Above and below: the Dining Room, where the Bronte sisters did much of their writing. From their juvenilia writing of tiny books, barely legible without a magnifying glass, their talent blossomed into such well-known and treasured classics as "Wuthering Heights", "Jane Eyre" and "Agnes Grey". They would read extracts from their work to each other as they walked around the table in late evening.
Mr Bronte's study. We must imagine him as a gaunt upright man, who chose to have no frills or fripperies and even in old age, would sit upright in a straight-backed chair, with no cushion for comfort.
The kitchen hearth, which the girls knew well as they helped Tabby Ackroyd, the Parsonage servant, to carry out chores. A comforting place to be when the chill winds of winter wuthered around the house. Below - kitchen from a different angle.

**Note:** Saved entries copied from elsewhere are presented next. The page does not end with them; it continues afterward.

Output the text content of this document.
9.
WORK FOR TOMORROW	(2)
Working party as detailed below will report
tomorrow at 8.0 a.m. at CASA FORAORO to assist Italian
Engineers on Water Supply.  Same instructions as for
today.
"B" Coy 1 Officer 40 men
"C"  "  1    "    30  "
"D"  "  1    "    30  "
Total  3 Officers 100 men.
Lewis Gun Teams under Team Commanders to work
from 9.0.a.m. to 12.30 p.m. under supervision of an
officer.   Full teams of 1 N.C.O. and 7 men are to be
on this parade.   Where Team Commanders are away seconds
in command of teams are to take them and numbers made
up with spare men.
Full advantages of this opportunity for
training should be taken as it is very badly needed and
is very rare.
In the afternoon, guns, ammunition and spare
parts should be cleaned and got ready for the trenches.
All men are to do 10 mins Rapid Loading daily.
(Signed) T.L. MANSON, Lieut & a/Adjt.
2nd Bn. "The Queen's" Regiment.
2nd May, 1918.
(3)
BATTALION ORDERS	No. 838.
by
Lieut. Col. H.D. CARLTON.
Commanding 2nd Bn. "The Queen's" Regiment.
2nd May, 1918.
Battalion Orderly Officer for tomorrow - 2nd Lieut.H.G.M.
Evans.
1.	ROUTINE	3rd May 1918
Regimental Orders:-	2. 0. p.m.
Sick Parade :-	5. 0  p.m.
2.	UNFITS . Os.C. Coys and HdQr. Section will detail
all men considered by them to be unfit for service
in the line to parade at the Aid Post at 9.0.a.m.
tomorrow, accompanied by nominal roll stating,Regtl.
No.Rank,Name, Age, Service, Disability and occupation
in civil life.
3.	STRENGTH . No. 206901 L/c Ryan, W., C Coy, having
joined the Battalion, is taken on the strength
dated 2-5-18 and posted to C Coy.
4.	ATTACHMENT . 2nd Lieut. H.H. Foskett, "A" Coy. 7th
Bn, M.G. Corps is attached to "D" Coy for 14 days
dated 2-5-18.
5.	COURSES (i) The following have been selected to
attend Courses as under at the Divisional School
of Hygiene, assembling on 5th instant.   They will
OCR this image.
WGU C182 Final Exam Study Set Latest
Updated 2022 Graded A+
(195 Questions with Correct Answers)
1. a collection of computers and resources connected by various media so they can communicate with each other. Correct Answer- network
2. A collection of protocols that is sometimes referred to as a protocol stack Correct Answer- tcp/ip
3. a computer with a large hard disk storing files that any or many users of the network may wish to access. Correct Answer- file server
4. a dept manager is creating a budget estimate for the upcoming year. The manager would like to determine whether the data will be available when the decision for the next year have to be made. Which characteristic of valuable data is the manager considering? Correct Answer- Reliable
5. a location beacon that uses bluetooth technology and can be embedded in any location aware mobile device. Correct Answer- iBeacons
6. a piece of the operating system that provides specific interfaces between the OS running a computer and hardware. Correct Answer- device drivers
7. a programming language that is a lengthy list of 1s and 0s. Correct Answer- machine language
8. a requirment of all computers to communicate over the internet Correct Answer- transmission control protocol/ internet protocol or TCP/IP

I think I can just about read this: a pair of candelabra from Haworth Old Church and centre, pair of candlesticks from there too.
Going up the stairs, the grandfather clock from Bronte days - Patrick Bronte went up to bed promptly at 9 p.m. every night, stopping to wind this on the way.
The portrait of the Bronte sisters painted by their brother Branwell - he scrubbed out his likeness as he was unhappy with it. As you can see, he had no great talent as an artist, despite being sent off to study art. There were some portraits by him in another room, and they were no better either! They were, one assumes, only commissioned because of familial contacts. This is a copy - the original is in the National Portrait Gallery.
I couldn't resist several photos of this modern and colourful quilt which dressed the bed in Patrick Bronte's bedroom. All hand-pieced and beautifully made.
Above and below: dress and shoes worn by Charlotte Bronte after her marriage to Curate Arthur Bell Nicholls on their honeymoon, when they spent the first night in Conwy, and then crossed to Northern Ireland to meet his relations.
After the careful ordered rooms of the rest of the Parsonage, Branwell's room was one the curators went to town on - gosh, he could have just left the room. It was scruffy, chaotic and atmospheric. Branwell died aged 31 in 1848, from addiction to Laudenum, Alchohol, and Opium and probably had underlying TB as well. Wishing to show the power of the human will, he decided to die standing up . . .
More tomorrow. Currently shattered after a day out in the garden, taking advantage of this lovely sunny weather. I just hope we don't have a replay of last year when I could scarcely go outside for pollen of one kind or another. So I am going flat out, bearing in mind that we have to have it all ship-shape and Bristol fashion a.s.a.p. to go back on the market.